Zoom, WebEx, Teams enter stage left. For me, Teams has been a revolution – You can have a text chat with someone, turn it in to a phone call, a video call, a screen share with no real effort. Wonderful. Collaboration should be this easy, and in 2020 it was.

Industry events that used to be in-person only were suddenly, and hastily, thrown online. Yes, thrown. It’s different to put on an event that is online than one that is held in-person, and a lot of the first events I attended didn’t have time to re-assess how to deliver their content. Those events were painful to be honest, but it was new so nobody is really at fault.

There were a lot of clunky handovers from speaker to speaker, all waiting for the another to give the signal they had finished speaking / it was your turn to speak. There was a surprisingly large number of backgrounds that featured guitars, too.

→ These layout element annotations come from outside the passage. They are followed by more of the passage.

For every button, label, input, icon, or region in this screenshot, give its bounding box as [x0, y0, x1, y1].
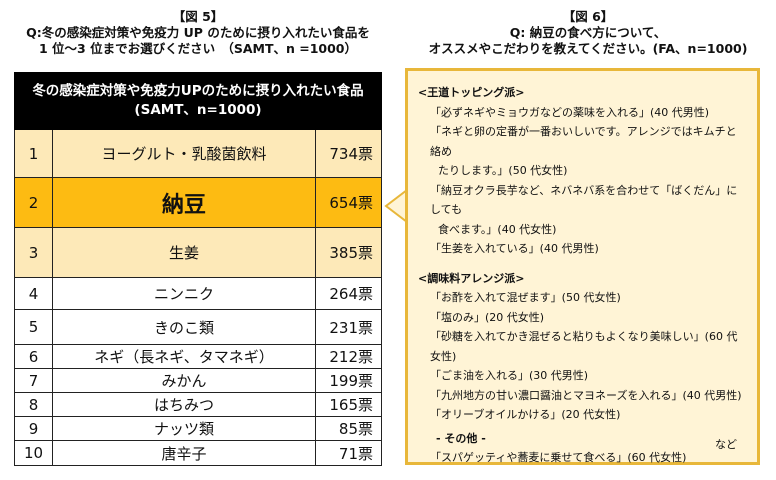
votes-cell: 212票 [315, 344, 382, 369]
table-header: 冬の感染症対策や免疫力UPのために摂り入れたい食品 (SAMT、n=1000) [14, 72, 382, 130]
rank-cell: 4 [14, 277, 53, 310]
votes-cell: 165票 [315, 392, 382, 417]
answer-item: 「ごま油を入れる」(30 代男性) [430, 369, 589, 382]
answer-item: 「九州地方の甘い濃口醤油とマヨネーズを入れる」(40 代男性) [430, 388, 742, 402]
answer-item: 「砂糖を入れてかき混ぜると粘りもよくなり美味しい」(60 代女性) [430, 330, 738, 363]
figure6-question-line1: Q: 納豆の食べ方について、 [509, 25, 667, 40]
table-row: 2 納豆 654票 [14, 177, 382, 228]
answer-item: 「オリーブオイルかける」(20 代女性) [430, 408, 621, 421]
item-cell: 生姜 [52, 227, 316, 278]
item-cell: はちみつ [52, 392, 316, 417]
votes-cell: 654票 [315, 177, 382, 228]
answer-item: 「スパゲッティや蕎麦に乗せて食べる」(60 代女性) [430, 451, 687, 464]
votes-cell: 264票 [315, 277, 382, 310]
table-row: 7 みかん 199票 [14, 368, 382, 393]
answer-item: 「塩のみ」(20 代女性) [430, 310, 545, 324]
etc-note: など [715, 437, 737, 451]
votes-cell: 85票 [315, 416, 382, 441]
rank-cell: 8 [14, 392, 53, 417]
answer-item: 「必ずネギやミョウガなどの薬味を入れる」(40 代男性) [430, 105, 710, 119]
table-row: 3 生姜 385票 [14, 227, 382, 278]
item-cell: ネギ（長ネギ、タマネギ） [52, 344, 316, 369]
seasoning-answers: 「お酢を入れて混ぜます」(50 代女性) 「塩のみ」(20 代女性) 「砂糖を入れて… [418, 288, 747, 425]
topping-answers: 「必ずネギやミョウガなどの薬味を入れる」(40 代男性) 「ネギと卵の定番が一番お… [418, 103, 747, 259]
table-row: 10 唐辛子 71票 [14, 440, 382, 466]
rank-cell: 10 [14, 440, 53, 466]
figure6-label: 【図 6】 [562, 9, 614, 24]
group-heading-seasoning: <調味料アレンジ派> [418, 271, 525, 285]
answers-box: <王道トッピング派> 「必ずネギやミョウガなどの薬味を入れる」(40 代男性) 「… [405, 68, 760, 465]
table-subtitle: (SAMT、n=1000) [134, 102, 262, 118]
table-row: 6 ネギ（長ネギ、タマネギ） 212票 [14, 344, 382, 369]
votes-cell: 231票 [315, 309, 382, 345]
table-row: 1 ヨーグルト・乳酸菌飲料 734票 [14, 129, 382, 178]
item-cell: きのこ類 [52, 309, 316, 345]
rank-cell: 6 [14, 344, 53, 369]
item-cell: みかん [52, 368, 316, 393]
table-title: 冬の感染症対策や免疫力UPのために摂り入れたい食品 [32, 83, 364, 99]
answer-item: 「納豆オクラ長芋など、ネバネバ系を合わせて「ばくだん」にしても [430, 183, 738, 217]
rank-cell: 7 [14, 368, 53, 393]
figure5-question-line2: 1 位～3 位までお選びください （SAMT、n =1000） [38, 41, 357, 56]
rank-cell: 2 [14, 177, 53, 228]
item-cell: ヨーグルト・乳酸菌飲料 [52, 129, 316, 178]
figure6-title: 【図 6】 Q: 納豆の食べ方について、 オススメやこだわりを教えてください。(… [400, 9, 776, 57]
figure5-title: 【図 5】 Q:冬の感染症対策や免疫力 UP のために摂り入れたい食品を 1 位… [0, 9, 396, 57]
rank-cell: 5 [14, 309, 53, 345]
table-row: 5 きのこ類 231票 [14, 309, 382, 345]
figure5-question-line1: Q:冬の感染症対策や免疫力 UP のために摂り入れたい食品を [26, 25, 370, 40]
group-heading-topping: <王道トッピング派> [418, 86, 525, 99]
table-row: 4 ニンニク 264票 [14, 277, 382, 310]
votes-cell: 199票 [315, 368, 382, 393]
votes-cell: 385票 [315, 227, 382, 278]
item-cell: ニンニク [52, 277, 316, 310]
figure6-question-line2: オススメやこだわりを教えてください。(FA、n=1000) [428, 41, 748, 56]
rank-cell: 3 [14, 227, 53, 278]
votes-cell: 71票 [315, 440, 382, 466]
rank-cell: 9 [14, 416, 53, 441]
ranking-table: 冬の感染症対策や免疫力UPのために摂り入れたい食品 (SAMT、n=1000) … [14, 72, 382, 466]
figure5-label: 【図 5】 [172, 9, 224, 24]
rank-cell: 1 [14, 129, 53, 178]
table-row: 8 はちみつ 165票 [14, 392, 382, 417]
group-heading-other: - その他 - [436, 431, 486, 445]
item-cell: 納豆 [52, 177, 316, 228]
answer-item: 食べます。」(40 代女性) [438, 222, 557, 236]
answer-item: 「お酢を入れて混ぜます」(50 代女性) [430, 291, 621, 304]
item-cell: 唐辛子 [52, 440, 316, 466]
item-cell: ナッツ類 [52, 416, 316, 441]
table-row: 9 ナッツ類 85票 [14, 416, 382, 441]
answer-item: 「ネギと卵の定番が一番おいしいです。アレンジではキムチと絡め [430, 125, 737, 158]
votes-cell: 734票 [315, 129, 382, 178]
answer-item: たりします。」(50 代女性) [438, 164, 568, 177]
answer-item: 「生姜を入れている」(40 代男性) [430, 242, 599, 255]
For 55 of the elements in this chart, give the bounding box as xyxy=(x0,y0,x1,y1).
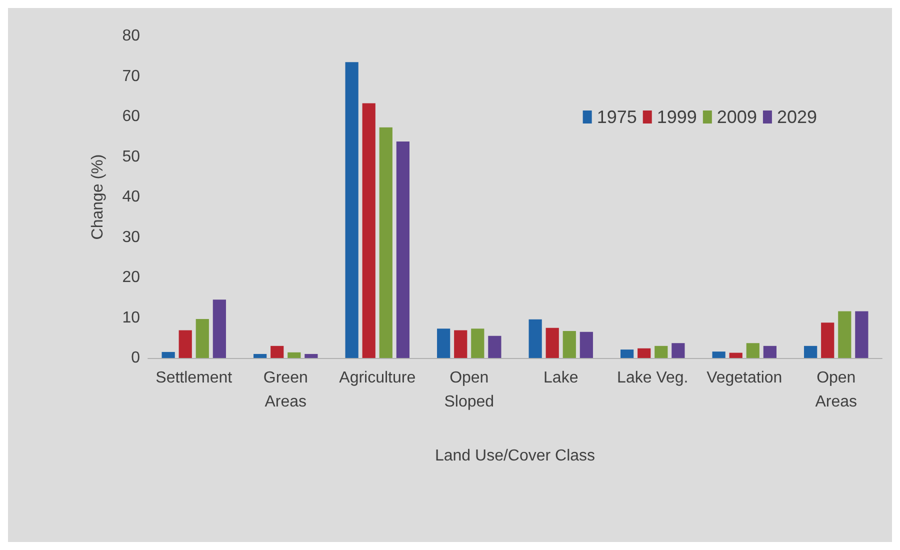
y-tick-label: 10 xyxy=(122,309,140,326)
bar xyxy=(162,352,175,358)
bar xyxy=(454,330,468,358)
bar xyxy=(838,311,852,358)
bar xyxy=(855,311,868,358)
y-tick-label: 30 xyxy=(122,228,140,246)
bar xyxy=(763,346,776,358)
bar xyxy=(821,322,834,358)
bar xyxy=(804,346,818,358)
bar xyxy=(528,319,542,358)
y-axis-title: Change (%) xyxy=(90,154,106,240)
bar xyxy=(580,332,593,358)
bar xyxy=(254,354,267,358)
bar xyxy=(746,343,760,358)
bar xyxy=(654,346,668,358)
x-tick-label: Open Sloped xyxy=(444,370,494,410)
y-tick-label: 80 xyxy=(122,28,140,44)
x-tick-label: Lake xyxy=(544,370,578,386)
bar xyxy=(304,354,318,358)
y-tick-label: 0 xyxy=(131,350,140,366)
legend-label: 2009 xyxy=(716,107,757,127)
bar xyxy=(437,328,450,358)
y-tick-label: 40 xyxy=(122,188,140,206)
legend-label: 1999 xyxy=(656,107,697,127)
y-tick-label: 70 xyxy=(122,68,140,85)
bar xyxy=(562,331,576,358)
bar xyxy=(396,141,410,358)
bar xyxy=(288,352,301,358)
bar xyxy=(712,352,726,358)
bar xyxy=(672,343,685,358)
legend-label: 1975 xyxy=(596,107,637,127)
y-tick-label: 50 xyxy=(122,148,140,166)
bar xyxy=(729,352,742,358)
x-tick-label: Open Areas xyxy=(815,370,858,410)
bar xyxy=(178,330,192,358)
bar xyxy=(546,328,559,358)
x-tick-label: Lake Veg. xyxy=(617,370,688,386)
legend-label: 2029 xyxy=(776,107,818,127)
bar xyxy=(638,348,651,358)
y-tick-label: 60 xyxy=(122,108,140,125)
x-tick-label: Vegetation xyxy=(706,370,782,386)
bar xyxy=(270,346,284,358)
y-tick-label: 20 xyxy=(122,269,140,286)
bar xyxy=(212,300,226,358)
bar xyxy=(471,328,484,358)
bar xyxy=(345,62,358,358)
bar xyxy=(196,318,209,358)
x-tick-label: Agriculture xyxy=(339,370,416,386)
bar xyxy=(620,350,634,358)
x-tick-label: Green Areas xyxy=(263,370,308,410)
x-axis-title: Land Use/Cover Class xyxy=(434,448,596,464)
bar xyxy=(362,103,376,358)
bar xyxy=(488,336,502,358)
bar xyxy=(379,127,392,358)
x-tick-label: Settlement xyxy=(156,370,233,386)
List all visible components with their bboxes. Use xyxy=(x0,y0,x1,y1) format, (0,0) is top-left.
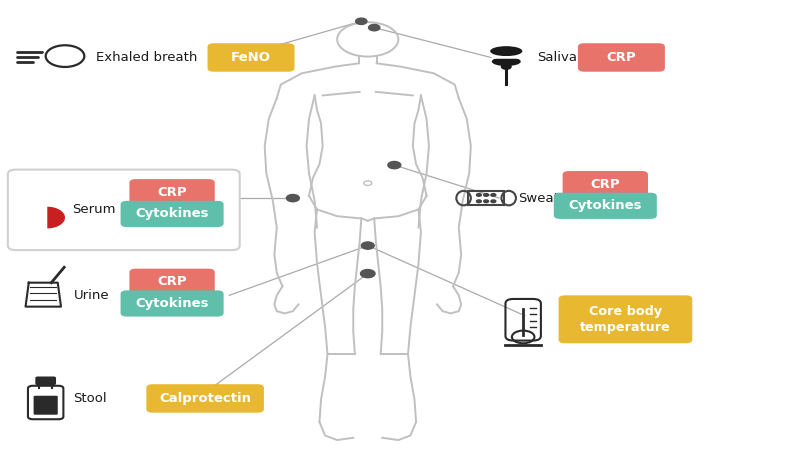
Text: CRP: CRP xyxy=(607,51,636,64)
Text: Sweat: Sweat xyxy=(519,192,559,205)
Circle shape xyxy=(388,162,401,169)
Ellipse shape xyxy=(490,46,522,56)
Circle shape xyxy=(356,18,367,25)
Text: Cytokines: Cytokines xyxy=(136,297,208,310)
FancyBboxPatch shape xyxy=(129,268,215,295)
Text: Calprotectin: Calprotectin xyxy=(159,392,251,405)
Text: Saliva: Saliva xyxy=(537,51,577,64)
Circle shape xyxy=(491,200,496,202)
Circle shape xyxy=(484,193,489,196)
Text: Cytokines: Cytokines xyxy=(136,207,208,220)
FancyBboxPatch shape xyxy=(36,377,55,384)
FancyBboxPatch shape xyxy=(120,290,224,317)
Text: Core body
temperature: Core body temperature xyxy=(580,305,671,334)
Text: CRP: CRP xyxy=(158,275,187,288)
FancyBboxPatch shape xyxy=(578,43,665,72)
Circle shape xyxy=(287,194,299,202)
Text: Serum: Serum xyxy=(72,203,116,216)
FancyBboxPatch shape xyxy=(562,171,648,197)
Circle shape xyxy=(360,269,375,278)
Circle shape xyxy=(491,193,496,196)
FancyBboxPatch shape xyxy=(558,295,692,343)
FancyBboxPatch shape xyxy=(120,201,224,227)
Circle shape xyxy=(477,193,482,196)
Polygon shape xyxy=(48,193,65,228)
FancyBboxPatch shape xyxy=(553,192,657,219)
Text: Stool: Stool xyxy=(73,392,107,405)
Text: Cytokines: Cytokines xyxy=(569,199,642,212)
Circle shape xyxy=(477,200,482,202)
FancyBboxPatch shape xyxy=(129,179,215,205)
Text: Exhaled breath: Exhaled breath xyxy=(95,51,197,64)
FancyBboxPatch shape xyxy=(8,170,240,250)
FancyBboxPatch shape xyxy=(146,384,264,413)
Circle shape xyxy=(368,25,380,31)
Text: FeNO: FeNO xyxy=(231,51,271,64)
FancyBboxPatch shape xyxy=(34,396,57,415)
Text: Urine: Urine xyxy=(74,289,109,302)
Circle shape xyxy=(361,242,374,249)
Circle shape xyxy=(502,64,511,69)
Circle shape xyxy=(484,200,489,202)
Text: CRP: CRP xyxy=(158,186,187,199)
FancyBboxPatch shape xyxy=(208,43,294,72)
Text: CRP: CRP xyxy=(591,177,620,191)
Ellipse shape xyxy=(492,57,521,66)
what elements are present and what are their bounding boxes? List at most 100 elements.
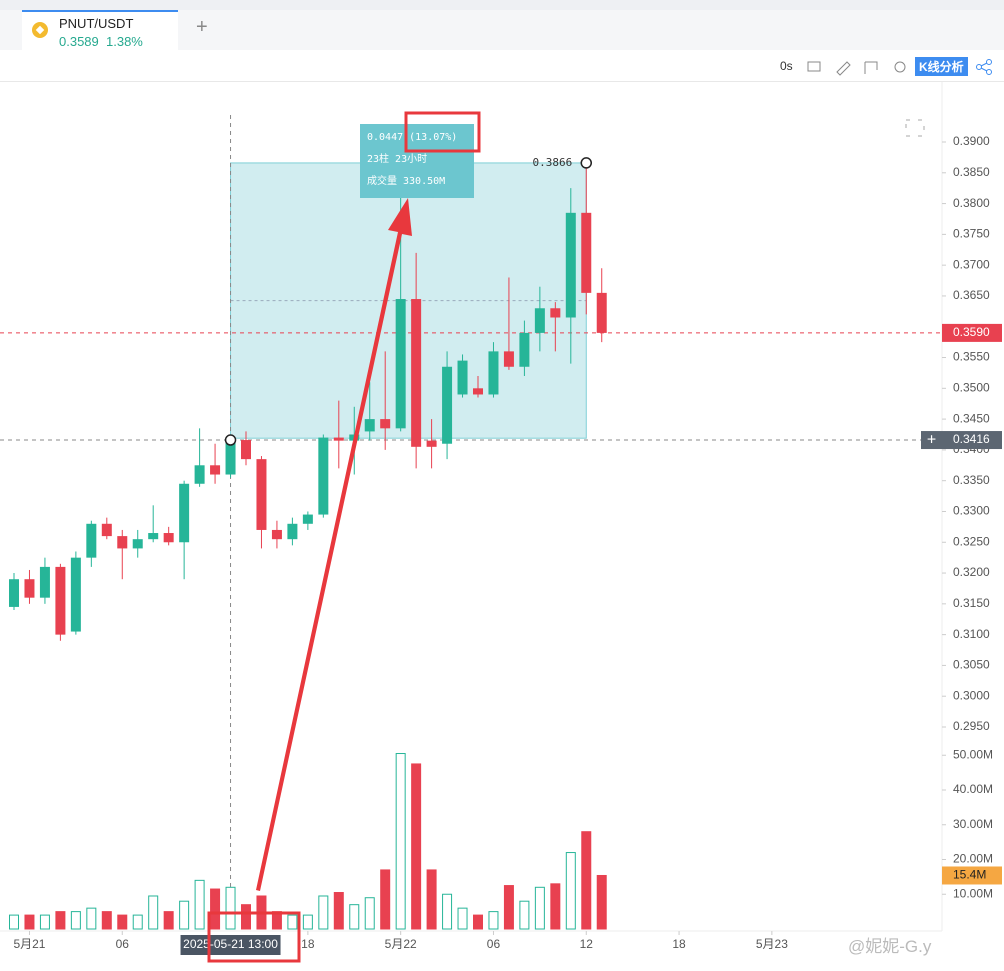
interval[interactable]: 0s bbox=[780, 59, 793, 73]
volume-bar bbox=[117, 914, 128, 930]
volume-bar bbox=[565, 852, 576, 930]
settings[interactable] bbox=[894, 61, 906, 73]
candle-body bbox=[117, 536, 128, 549]
volume-bar bbox=[488, 911, 499, 930]
volume-bar bbox=[581, 831, 592, 930]
measure-start bbox=[224, 434, 237, 446]
y-tick-label: 0.3300 bbox=[953, 504, 990, 518]
volume-bar bbox=[364, 897, 375, 930]
cursor-price-tag bbox=[942, 431, 1002, 450]
x-tick-label: 12 bbox=[580, 937, 594, 951]
share[interactable] bbox=[975, 58, 993, 76]
candle-body bbox=[287, 523, 298, 540]
candle-body bbox=[380, 419, 391, 429]
volume-bar bbox=[519, 900, 530, 930]
candle-body bbox=[519, 332, 530, 367]
add-tab[interactable]: + bbox=[196, 16, 208, 38]
volume-bar bbox=[318, 895, 329, 930]
candle-body bbox=[55, 566, 66, 635]
y-tick-label: 0.3150 bbox=[953, 596, 990, 610]
tooltip-line: 0.0447 (13.07%) bbox=[367, 132, 457, 143]
x-tick-label: 06 bbox=[116, 937, 130, 951]
volume-tick-label: 40.00M bbox=[953, 782, 993, 796]
y-tick-label: 0.3750 bbox=[953, 227, 990, 241]
volume-bar bbox=[426, 869, 437, 930]
volume-tag bbox=[942, 866, 1002, 885]
toolbar-icons bbox=[807, 61, 906, 76]
symbol: PNUT/USDT bbox=[59, 16, 134, 31]
volume-bar bbox=[148, 895, 159, 930]
candle-body bbox=[9, 579, 19, 607]
volume-tick-label: 10.00M bbox=[953, 886, 993, 900]
measure-tooltip bbox=[360, 124, 474, 198]
x-tick-label: 5月22 bbox=[385, 937, 417, 951]
x-tick-label: 5月23 bbox=[756, 937, 788, 951]
coin-icon bbox=[32, 22, 48, 38]
candle-body bbox=[271, 529, 282, 540]
candle-body bbox=[225, 440, 236, 475]
volume-bar bbox=[349, 904, 360, 930]
candle-body bbox=[596, 292, 607, 333]
candle-body bbox=[457, 360, 468, 395]
divider bbox=[0, 81, 1004, 82]
x-tick-label: 18 bbox=[301, 937, 315, 951]
x-tick-label: 18 bbox=[672, 937, 686, 951]
tooltip-line: 23柱 23小时 bbox=[367, 152, 427, 165]
annotation-box bbox=[207, 911, 301, 963]
volume-bar bbox=[473, 914, 483, 930]
volume-bar bbox=[395, 753, 406, 930]
analysis-button[interactable]: K线分析 bbox=[915, 57, 968, 76]
candle-body bbox=[210, 465, 221, 475]
y-tick-label: 0.3650 bbox=[953, 288, 990, 302]
cursor-time-tag bbox=[180, 935, 281, 955]
y-tick-label: 0.3800 bbox=[953, 196, 990, 210]
volume-bar bbox=[55, 911, 66, 930]
volume-bar bbox=[194, 879, 205, 930]
annotation-box bbox=[404, 111, 481, 153]
candle-body bbox=[194, 465, 205, 484]
volume-tick-label: 20.00M bbox=[953, 852, 993, 866]
y-tick-label: 0.3550 bbox=[953, 350, 990, 364]
watermark: @妮妮-G.y bbox=[848, 937, 932, 956]
volume-bar bbox=[179, 900, 190, 930]
last-price: 0.3589 bbox=[59, 34, 99, 49]
price: 0.3589 1.38% bbox=[59, 34, 143, 49]
volume-bar bbox=[503, 885, 514, 930]
volume-tick-label: 50.00M bbox=[953, 747, 993, 761]
measure-high-label: 0.3866 bbox=[533, 156, 573, 169]
volume-tag-label: 15.4M bbox=[953, 868, 986, 882]
symbol-tab[interactable]: PNUT/USDT 0.3589 1.38% bbox=[22, 10, 178, 50]
y-tick-label: 0.3500 bbox=[953, 380, 990, 394]
tooltip-line: 成交量 330.50M bbox=[367, 174, 445, 187]
last-price-tag-label: 0.3590 bbox=[953, 325, 990, 339]
volume-bar bbox=[550, 883, 561, 930]
candle-body bbox=[364, 419, 375, 432]
fullscreen[interactable] bbox=[905, 119, 925, 137]
volume-bar bbox=[101, 911, 112, 930]
measure-end bbox=[580, 157, 593, 169]
candle-body bbox=[473, 388, 483, 395]
x-tick-label: 06 bbox=[487, 937, 501, 951]
candle-body bbox=[24, 579, 35, 598]
candle-body bbox=[550, 308, 561, 318]
y-tick-label: 0.3000 bbox=[953, 688, 990, 702]
y-tick-label: 0.3250 bbox=[953, 534, 990, 548]
volume-bar bbox=[163, 911, 174, 930]
y-tick-label: 0.2950 bbox=[953, 719, 990, 733]
candle-body bbox=[86, 523, 97, 558]
camera[interactable] bbox=[807, 61, 821, 72]
change: 1.38% bbox=[106, 34, 143, 49]
volume-bar bbox=[225, 886, 236, 930]
y-tick-label: 0.3700 bbox=[953, 257, 990, 271]
y-tick-label: 0.3100 bbox=[953, 627, 990, 641]
layout[interactable] bbox=[864, 61, 878, 74]
y-tick-label: 0.3850 bbox=[953, 165, 990, 179]
candle-body bbox=[488, 351, 499, 395]
volume-bar bbox=[241, 904, 251, 930]
volume-bar bbox=[86, 907, 97, 930]
volume-bar bbox=[333, 892, 344, 930]
candle-body bbox=[565, 212, 576, 318]
pencil[interactable] bbox=[836, 61, 851, 76]
candle-body bbox=[503, 351, 514, 367]
candle-body bbox=[302, 514, 313, 524]
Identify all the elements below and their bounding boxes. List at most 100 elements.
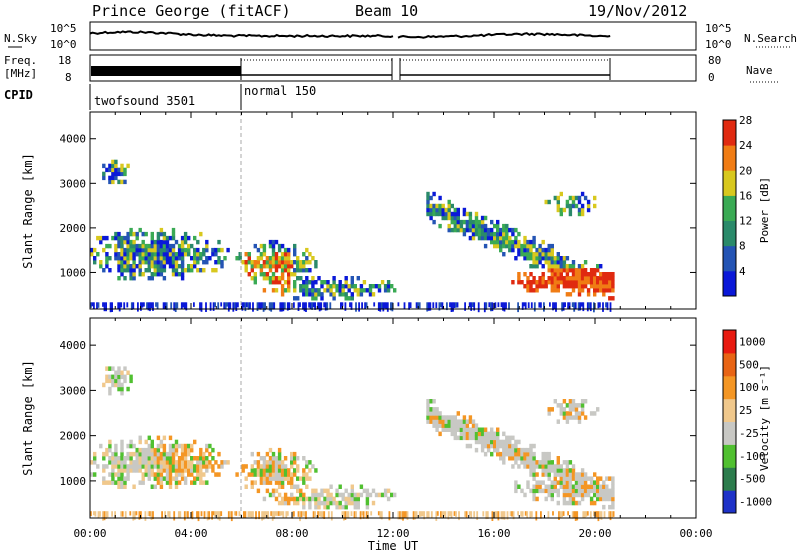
velocity-cell xyxy=(493,431,497,437)
power-cell xyxy=(311,292,315,297)
velocity-ground-cell xyxy=(589,511,592,518)
power-cell xyxy=(559,191,563,197)
power-cell xyxy=(511,231,515,237)
power-cell xyxy=(126,247,130,253)
power-ground-cell xyxy=(102,302,104,307)
power-ground-cell xyxy=(320,302,323,311)
cpid-mode-2: normal 150 xyxy=(244,84,316,98)
velocity-cell xyxy=(168,484,173,489)
power-cell xyxy=(462,231,467,237)
power-ground-cell xyxy=(91,302,94,307)
x-tick-label: 16:00 xyxy=(477,527,510,540)
velocity-cell xyxy=(123,476,127,481)
power-cell xyxy=(435,211,439,217)
power-cell xyxy=(568,284,573,289)
velocity-cell xyxy=(565,484,570,489)
velocity-cell xyxy=(596,480,600,485)
power-cell xyxy=(577,207,582,213)
power-cell xyxy=(114,159,118,165)
power-cell xyxy=(177,247,182,253)
power-cell xyxy=(474,211,479,217)
power-ground-cell xyxy=(170,302,173,309)
velocity-cell xyxy=(138,480,142,485)
velocity-cell xyxy=(541,468,545,473)
velocity-cell xyxy=(108,460,112,465)
power-cell xyxy=(596,264,600,269)
velocity-cell xyxy=(135,447,139,453)
velocity-ground-cell xyxy=(90,511,92,517)
power-colorbar-tick: 12 xyxy=(739,215,752,228)
velocity-ground-cell xyxy=(277,511,280,516)
velocity-cell xyxy=(483,451,488,457)
power-cell xyxy=(196,260,200,265)
power-ground-cell xyxy=(540,302,542,308)
velocity-cell xyxy=(108,386,112,392)
power-cell xyxy=(271,247,276,253)
velocity-cell xyxy=(556,468,560,473)
power-cell xyxy=(432,219,436,225)
power-cell xyxy=(529,272,533,277)
velocity-ground-cell xyxy=(609,511,612,521)
velocity-cell xyxy=(205,447,209,453)
power-cell xyxy=(547,199,551,205)
velocity-cell xyxy=(111,378,115,384)
velocity-cell xyxy=(132,464,136,469)
velocity-cell xyxy=(559,476,563,481)
power-cell xyxy=(308,260,312,265)
velocity-cell xyxy=(144,468,148,473)
velocity-cell xyxy=(523,460,527,465)
velocity-cell xyxy=(317,496,321,502)
velocity-colorbar-swatch xyxy=(723,467,736,491)
velocity-cell xyxy=(126,451,130,457)
velocity-cell xyxy=(432,423,436,428)
velocity-cell xyxy=(538,488,542,494)
velocity-cell xyxy=(162,447,167,453)
velocity-cell xyxy=(287,468,291,473)
velocity-cell xyxy=(474,439,479,445)
power-cell xyxy=(180,276,185,281)
velocity-cell xyxy=(511,464,515,469)
velocity-ground-cell xyxy=(244,511,247,519)
velocity-cell xyxy=(556,464,560,469)
velocity-cell xyxy=(526,464,530,469)
power-cell xyxy=(368,284,373,289)
velocity-y-tick-label: 3000 xyxy=(60,384,87,397)
power-cell xyxy=(299,276,303,281)
velocity-ground-cell xyxy=(185,511,188,518)
power-cell xyxy=(202,247,206,253)
velocity-cell xyxy=(468,427,473,432)
velocity-cell xyxy=(471,435,476,441)
velocity-cell xyxy=(444,419,448,424)
power-cell xyxy=(462,219,467,225)
power-cell xyxy=(608,272,612,277)
power-cell xyxy=(299,284,303,289)
power-ground-cell xyxy=(527,302,530,308)
power-cell xyxy=(305,280,309,285)
velocity-cell xyxy=(453,415,457,420)
power-cell xyxy=(305,260,309,265)
velocity-cell xyxy=(350,492,354,498)
velocity-cell xyxy=(577,480,582,485)
power-colorbar-swatch xyxy=(723,245,736,272)
velocity-cell xyxy=(532,472,536,477)
power-cell xyxy=(150,264,154,269)
velocity-cell xyxy=(105,374,109,380)
power-cell xyxy=(574,284,579,289)
velocity-ground-cell xyxy=(93,511,95,516)
power-ground-cell xyxy=(564,302,566,307)
velocity-cell xyxy=(571,407,576,412)
velocity-cell xyxy=(202,456,206,461)
velocity-cell xyxy=(196,468,200,473)
velocity-cell xyxy=(514,439,518,445)
velocity-cell xyxy=(190,464,194,469)
power-cell xyxy=(356,288,360,293)
velocity-cell xyxy=(93,451,97,457)
power-ground-cell xyxy=(577,302,580,311)
velocity-cell xyxy=(556,488,560,494)
velocity-ground-cell xyxy=(177,511,180,518)
power-cell xyxy=(550,260,554,265)
power-cell xyxy=(120,272,124,277)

Then, things got better. People had time to evaluate how to present online rather than in-person. Content was updated to reflect that. Training courses improved immeasurably. The world was fairly OK. The most fundamental part of this shift to 100% online, 100% remote was that suddenly a whole raft of content was accessible which had never previously been. Live captions are possible, real-time translation is a thing now. How incredible. Finally, the IT industry can put some of its computing power to good use.

Recently, though, things have started to take a step back. I recently got an e-mail about an event I’ve been to a few times (both in-person and online) saying how they were disappointed to not be able to host the event in-person and would have to resort to online again. Why should remote access, with accessible content play second best?

Personally, I love that you can access content at a time that suits you, rather than having to be available at a certain time on a certain day. Ok, so if you watch an event on ‘catch up’ then you can’t ask questions in real time. But, that’s what account managers and pre-sales are for right?

I’m also hearing more often things like “Oh, I hate WebEx. I prefer to see people face to face”. Yes, there are social cues that are lacking over a phone/video call. Zoom fatigue is a thing. I get it. But there’s so much more to be gained than has been lost with decentralisation. It’s a modern accessible world. Get with the times.